De Leuvenaars reageren ook niet op de kritiek
dat de door hen voorgestelde alternatieven voor zittenblijven vrij utopisch
klinken en een totale breuk met de klassieke schoolgrammatica betekenen. Ze zouden
veel meer negatieve dan positieve resultaten opleveren. Het gaat dus om een
vrij partiële schuldbekentenis.
4.2 Kwakkels kunnen niet meer weggewerkt worden
De Leuvense onderzoekers bekenden het
voorbije jaar wel dat ze zich in de studies van 2011 en 2012 vergaloppeerd
hadden, maar het kwaad was intussen al geschiedt. Een relativering van hun
uitspraken in een select wetenschappelijk tijdschrift als Pedagogische Studiën dat niet door beleidsverantwoordelijken,
leraars, burgers ... gelezen wordt, kan de verdere verspreiding van hun
zittenblijverskwakkels niet meer tegenhouden. De terloopse bekentenissen zullen
de directies, leerkrachten, ouders,
burgers, beleidsverantwoordelijken ... wel niet bereiken. Ook in Klasse en in
de pers werd aan die rechtzettingen geen aandacht besteed. De onderzoekers zelf
verkiezen het publiekelijk toedekken van hun fouten en misleidende adviezen. Ze
zijn blijkbaar precies niet van plan om hun studie niet verder te verspreiden.
Ook met onze kritische analyses en
deze van prof. Wim van den Broeck
zullen er niet in slagen om de door de Leuvense studies verspreide kwakkels de
kop in te drukken. Die kwakkels zijn inmiddels quasi onuitroeibare
standaardopvattingen geworden. Zo zijn
we er na 23 jaar ook nooit in geslaagd om de fameuze zittenblijverskwakkels van 1991 in het
rapport Het educatief bestel in België en in een Unesco-rapport recht te
zetten. In 1991 waren er in het eerste jaar s.o. een dikke 3% zittenblijvers,
maar in het Educatief bestel... lazen we dat er 9% waren en dat dus de eerste
graad s.o. de probleemcyclus was en dat
de leraars-regenten dus gebrekkig waren opgeleid en hun opdracht niet
aankonden. De eerste graad en het zittenblijven werden in het rapport
bestempeld als de kankerplek van het Vlaams onderwijs. En die kwakkel doet ook
op vandaag nog de ronde. De verantwoordelijken voor die kwakkel, de
topambtenaren die de statistiek hadden opgesteld en prof. Jan Van Damme die het
rapport over zittenblijven onderschreef, hebben zich nooit ingespannen om die kwakkel
weer uit de wereld te helpen. Van Damme stelde bij een eigen telling in 1994
wel vast dat er slechts 3,3% zittenblijvers waren in het eerste jaar, maar de
vaststelling bereikte het onderwijsveld en het grote publiek niet.

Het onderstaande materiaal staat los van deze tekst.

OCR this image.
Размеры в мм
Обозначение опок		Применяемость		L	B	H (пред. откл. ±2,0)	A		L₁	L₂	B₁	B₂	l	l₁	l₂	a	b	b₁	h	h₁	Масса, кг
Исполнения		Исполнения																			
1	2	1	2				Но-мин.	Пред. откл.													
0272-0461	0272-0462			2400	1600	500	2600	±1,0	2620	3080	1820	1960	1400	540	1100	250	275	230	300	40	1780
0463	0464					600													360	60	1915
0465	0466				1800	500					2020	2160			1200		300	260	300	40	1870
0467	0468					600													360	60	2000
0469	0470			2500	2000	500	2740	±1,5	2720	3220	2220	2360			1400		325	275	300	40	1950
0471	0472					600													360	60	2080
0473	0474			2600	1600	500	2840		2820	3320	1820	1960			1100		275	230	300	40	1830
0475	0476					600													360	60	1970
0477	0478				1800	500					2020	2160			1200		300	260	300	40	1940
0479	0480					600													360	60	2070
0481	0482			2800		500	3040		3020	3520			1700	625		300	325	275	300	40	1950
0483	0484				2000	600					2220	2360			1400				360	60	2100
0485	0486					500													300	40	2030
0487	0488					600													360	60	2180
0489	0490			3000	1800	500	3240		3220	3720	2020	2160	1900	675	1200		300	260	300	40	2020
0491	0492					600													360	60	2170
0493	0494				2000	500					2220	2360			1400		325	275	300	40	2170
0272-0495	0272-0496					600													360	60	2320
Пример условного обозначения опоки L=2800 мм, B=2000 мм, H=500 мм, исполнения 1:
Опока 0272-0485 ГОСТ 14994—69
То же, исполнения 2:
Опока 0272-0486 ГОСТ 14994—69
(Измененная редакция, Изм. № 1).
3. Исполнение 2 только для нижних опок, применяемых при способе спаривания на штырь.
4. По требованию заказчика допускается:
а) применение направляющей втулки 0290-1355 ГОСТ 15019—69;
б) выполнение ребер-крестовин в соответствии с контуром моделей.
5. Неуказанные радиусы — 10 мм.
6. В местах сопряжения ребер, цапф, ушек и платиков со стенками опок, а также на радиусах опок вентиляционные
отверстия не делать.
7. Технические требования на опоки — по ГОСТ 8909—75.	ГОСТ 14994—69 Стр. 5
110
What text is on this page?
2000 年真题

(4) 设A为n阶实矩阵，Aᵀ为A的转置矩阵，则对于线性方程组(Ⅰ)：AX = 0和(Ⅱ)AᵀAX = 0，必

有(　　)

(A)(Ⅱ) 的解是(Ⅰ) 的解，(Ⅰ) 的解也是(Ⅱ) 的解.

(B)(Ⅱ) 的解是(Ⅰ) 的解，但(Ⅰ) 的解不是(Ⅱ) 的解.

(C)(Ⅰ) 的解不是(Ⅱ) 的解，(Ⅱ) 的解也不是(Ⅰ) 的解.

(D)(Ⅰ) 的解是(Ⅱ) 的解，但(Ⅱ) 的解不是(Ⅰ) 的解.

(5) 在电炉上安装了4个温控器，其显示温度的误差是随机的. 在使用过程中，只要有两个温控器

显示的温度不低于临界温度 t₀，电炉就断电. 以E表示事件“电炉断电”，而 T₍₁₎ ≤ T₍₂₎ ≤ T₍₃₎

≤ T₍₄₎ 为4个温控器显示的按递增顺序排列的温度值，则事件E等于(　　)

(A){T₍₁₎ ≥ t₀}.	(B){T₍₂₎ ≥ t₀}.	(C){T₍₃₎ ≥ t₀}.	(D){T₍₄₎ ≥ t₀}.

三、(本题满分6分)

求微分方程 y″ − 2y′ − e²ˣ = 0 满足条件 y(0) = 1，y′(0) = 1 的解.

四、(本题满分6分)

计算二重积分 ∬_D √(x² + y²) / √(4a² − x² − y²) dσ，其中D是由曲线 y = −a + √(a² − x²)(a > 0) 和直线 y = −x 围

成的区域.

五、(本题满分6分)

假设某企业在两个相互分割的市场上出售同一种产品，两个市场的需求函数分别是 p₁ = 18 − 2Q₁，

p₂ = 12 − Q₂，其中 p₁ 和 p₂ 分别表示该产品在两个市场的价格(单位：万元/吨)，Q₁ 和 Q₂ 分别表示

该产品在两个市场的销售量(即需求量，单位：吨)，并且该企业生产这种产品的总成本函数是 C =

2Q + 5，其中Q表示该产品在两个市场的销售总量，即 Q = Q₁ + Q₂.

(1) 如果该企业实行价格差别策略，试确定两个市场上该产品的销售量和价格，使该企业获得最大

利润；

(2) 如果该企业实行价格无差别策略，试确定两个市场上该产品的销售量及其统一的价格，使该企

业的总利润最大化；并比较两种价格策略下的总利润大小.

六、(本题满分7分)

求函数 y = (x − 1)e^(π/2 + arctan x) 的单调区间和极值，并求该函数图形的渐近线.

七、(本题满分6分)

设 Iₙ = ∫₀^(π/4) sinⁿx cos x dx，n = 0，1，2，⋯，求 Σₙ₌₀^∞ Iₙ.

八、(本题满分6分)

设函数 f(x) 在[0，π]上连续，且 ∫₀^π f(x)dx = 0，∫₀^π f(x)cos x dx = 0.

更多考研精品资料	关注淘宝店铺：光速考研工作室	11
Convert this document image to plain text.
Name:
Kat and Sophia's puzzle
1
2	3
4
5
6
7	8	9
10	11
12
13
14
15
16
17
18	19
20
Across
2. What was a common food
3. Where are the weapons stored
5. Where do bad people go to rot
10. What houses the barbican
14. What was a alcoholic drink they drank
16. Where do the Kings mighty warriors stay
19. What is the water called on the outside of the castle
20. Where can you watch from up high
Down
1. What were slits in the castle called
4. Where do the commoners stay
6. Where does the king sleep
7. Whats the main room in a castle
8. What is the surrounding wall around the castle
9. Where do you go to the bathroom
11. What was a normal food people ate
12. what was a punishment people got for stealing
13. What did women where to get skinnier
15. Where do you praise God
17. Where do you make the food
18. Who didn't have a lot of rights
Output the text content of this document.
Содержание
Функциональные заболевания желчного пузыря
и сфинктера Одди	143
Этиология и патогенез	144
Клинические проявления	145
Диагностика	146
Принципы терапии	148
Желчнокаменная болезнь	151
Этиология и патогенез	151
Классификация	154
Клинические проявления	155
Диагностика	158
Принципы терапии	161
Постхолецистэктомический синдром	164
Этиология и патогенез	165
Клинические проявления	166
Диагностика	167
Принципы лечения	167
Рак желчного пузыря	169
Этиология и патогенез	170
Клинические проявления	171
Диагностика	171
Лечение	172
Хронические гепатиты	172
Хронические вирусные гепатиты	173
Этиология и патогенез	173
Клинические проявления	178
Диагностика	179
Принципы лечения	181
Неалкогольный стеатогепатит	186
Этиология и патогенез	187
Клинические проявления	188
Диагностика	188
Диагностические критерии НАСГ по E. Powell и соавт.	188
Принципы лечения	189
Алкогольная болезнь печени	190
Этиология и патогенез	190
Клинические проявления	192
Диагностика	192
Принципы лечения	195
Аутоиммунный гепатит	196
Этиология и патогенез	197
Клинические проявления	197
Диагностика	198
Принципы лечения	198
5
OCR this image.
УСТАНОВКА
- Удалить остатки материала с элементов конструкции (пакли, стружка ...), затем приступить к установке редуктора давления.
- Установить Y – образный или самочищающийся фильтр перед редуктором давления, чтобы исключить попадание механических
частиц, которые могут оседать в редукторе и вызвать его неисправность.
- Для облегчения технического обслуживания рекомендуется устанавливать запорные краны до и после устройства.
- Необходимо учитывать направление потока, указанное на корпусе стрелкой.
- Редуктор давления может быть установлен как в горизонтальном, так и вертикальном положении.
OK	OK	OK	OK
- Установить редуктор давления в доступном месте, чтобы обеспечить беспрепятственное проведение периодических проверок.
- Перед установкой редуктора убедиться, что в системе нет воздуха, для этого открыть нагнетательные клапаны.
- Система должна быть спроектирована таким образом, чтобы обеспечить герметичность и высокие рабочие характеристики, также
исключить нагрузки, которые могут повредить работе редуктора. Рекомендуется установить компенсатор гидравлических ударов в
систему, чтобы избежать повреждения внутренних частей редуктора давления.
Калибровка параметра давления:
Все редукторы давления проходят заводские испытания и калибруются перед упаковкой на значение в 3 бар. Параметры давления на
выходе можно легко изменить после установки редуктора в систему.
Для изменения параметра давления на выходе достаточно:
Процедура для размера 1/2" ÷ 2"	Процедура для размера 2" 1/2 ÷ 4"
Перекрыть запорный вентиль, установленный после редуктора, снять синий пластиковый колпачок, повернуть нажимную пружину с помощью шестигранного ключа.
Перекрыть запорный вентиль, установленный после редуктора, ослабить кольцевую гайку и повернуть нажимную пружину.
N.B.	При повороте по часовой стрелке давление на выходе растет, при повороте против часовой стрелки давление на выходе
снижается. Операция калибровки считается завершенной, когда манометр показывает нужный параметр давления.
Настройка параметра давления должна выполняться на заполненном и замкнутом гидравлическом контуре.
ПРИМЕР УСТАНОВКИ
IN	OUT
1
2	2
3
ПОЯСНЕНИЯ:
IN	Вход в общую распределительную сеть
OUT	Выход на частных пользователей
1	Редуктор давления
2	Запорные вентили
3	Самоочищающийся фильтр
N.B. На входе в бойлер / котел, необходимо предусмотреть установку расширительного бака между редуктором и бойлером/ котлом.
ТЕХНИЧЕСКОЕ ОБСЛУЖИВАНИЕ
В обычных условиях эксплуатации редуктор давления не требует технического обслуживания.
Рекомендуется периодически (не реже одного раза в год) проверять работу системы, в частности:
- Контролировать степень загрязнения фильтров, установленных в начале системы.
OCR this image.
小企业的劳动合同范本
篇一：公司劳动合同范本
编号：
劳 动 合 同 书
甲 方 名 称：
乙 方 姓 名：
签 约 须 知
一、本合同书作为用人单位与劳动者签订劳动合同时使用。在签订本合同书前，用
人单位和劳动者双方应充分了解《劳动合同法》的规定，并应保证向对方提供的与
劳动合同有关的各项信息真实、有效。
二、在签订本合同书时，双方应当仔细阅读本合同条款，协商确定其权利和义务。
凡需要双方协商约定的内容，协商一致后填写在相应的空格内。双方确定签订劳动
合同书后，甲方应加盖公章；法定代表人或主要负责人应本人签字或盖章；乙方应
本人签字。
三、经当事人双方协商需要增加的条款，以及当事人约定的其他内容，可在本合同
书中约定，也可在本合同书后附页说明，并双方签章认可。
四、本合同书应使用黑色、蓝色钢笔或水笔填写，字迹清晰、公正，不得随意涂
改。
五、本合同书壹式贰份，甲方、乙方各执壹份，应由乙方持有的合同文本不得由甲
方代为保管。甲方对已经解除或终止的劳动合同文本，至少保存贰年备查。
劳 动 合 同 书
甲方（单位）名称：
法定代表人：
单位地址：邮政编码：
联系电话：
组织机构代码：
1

Volgens de Vlaamse commentaren van september
1991 bij Unesco-rapport waren er in andere Europese landen bijna geen
zittenblijvers in het lager onderwijs, maar in Vlaanderen waren er 5 à 6 maal
meer. Pas een paar jaar later achterhaalden we dat onze topambtenaren het
aantal leervertraagde zesde-klassers vergaten te delen door 6- het aantal
klassen.
De Leuvense rapporten van 2011 en 2012 hebben
ertoe bijgedragen dat de kwakkels over zittenblijven van 1991 nog meer
standaardopvattingen zijn geworden. En ook in de context van het rapport van
1991 pakte de toenmalige DVO-directeur Roger Standaert al uit met de fabuleuze
berekening van de zittenblijvers-kostprijs van 6 miljard BFr jaarlijks. In een
recente berekening van de kostprijs voor de Belgische Staatskas noteerden we
zelfs een bedrag van 2 miljard euro jaarlijks: naast de kostprijs voor de
studies had men ook het verlies van een jaar loon e.d. verrekend. Dat de
leerlingen in landen als Finland, Zweden ... met officieel weinig
zittenblijvers veelal gemiddeld toch ouder zijn als ze het secundair en hoger
onderwijs verlaten, zag men wel over het hoofd.